Response of Metastatic Angiosarcoma to Thalidomide: Possible Synergism With Radiation Therapy

A 67-year-old female developed metastatic angiosarcoma involving the scalp, left neck, and pulmonary nodules. Disease progression occurred while she received two cycles of doxorubicin/ifosfamide (Ifex)/mesna (Mesnex), complicated by sepsis and pneumonia. Radiation was used to palliate tumor bulk in the neck (4,000 cGy in 16 fractions) with a minor response (< 10%) lasting 2 months. Upon disease progression in all three sites, oral thalidomide (Thalomid) was begun at 150 mg three times daily.

During a 6-week period, the neck mass had an 84% shrinkage (from 7.5 ´ 5 cm to 3 ´ 2 cm), while the scalp and pulmonary lesions remained unchanged.
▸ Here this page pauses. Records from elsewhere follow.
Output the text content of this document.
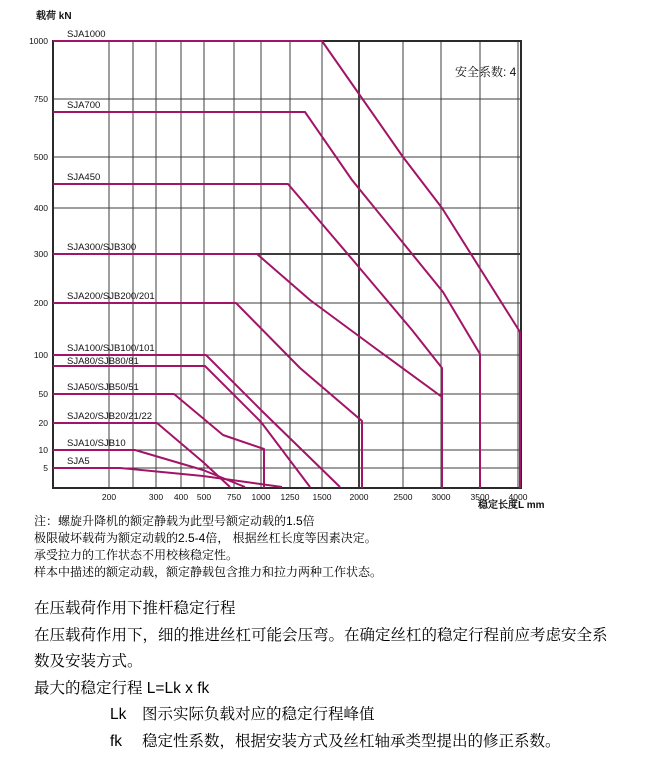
200	300 400 500 750 1000 1250 1500 2000	2500 3000 3500 4000
1000
750
500
400
300
200
100
50
20
10
5
SJA1000
SJA700
SJA450
SJA300/SJB300
SJA200/SJB200/201
SJA100/SJB100/101
SJA80/SJB80/81
SJA50/SJB50/51
SJA20/SJB20/21/22
SJA10/SJB10
SJA5
载荷 kN
稳定长度L mm
安全系数: 4

注：螺旋升降机的额定静载为此型号额定动载的1.5倍

极限破坏载荷为额定动载的2.5-4倍， 根据丝杠长度等因素决定。

承受拉力的工作状态不用校核稳定性。

样本中描述的额定动载，额定静载包含推力和拉力两种工作状态。

在压载荷作用下推杆稳定行程

在压载荷作用下，细的推进丝杠可能会压弯。在确定丝杠的稳定行程前应考虑安全系

数及安装方式。

最大的稳定行程 L=Lk x fk

Lk	图示实际负载对应的稳定行程峰值
fk	稳定性系数，根据安装方式及丝杠轴承类型提出的修正系数。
Toxicity was limited to somnolence, responding to dose reduction to 100 mg three times daily. After 2 months, thalidomide was stopped because of pulmonary progression with hemothorax and bronchopleural fistula. Progression also occurred in the scalp, but the size of the neck lesion remained unchanged up until the patient’s demise 3 months later from pulmonary complications.

CONCLUSION: Thalidomide may have a synergistic role for combined-modality therapy of angiosarcoma. Integration of thalidomide into a clinical trial of chemoradiotherapy would be feasible, straightforward, and merits evaluation.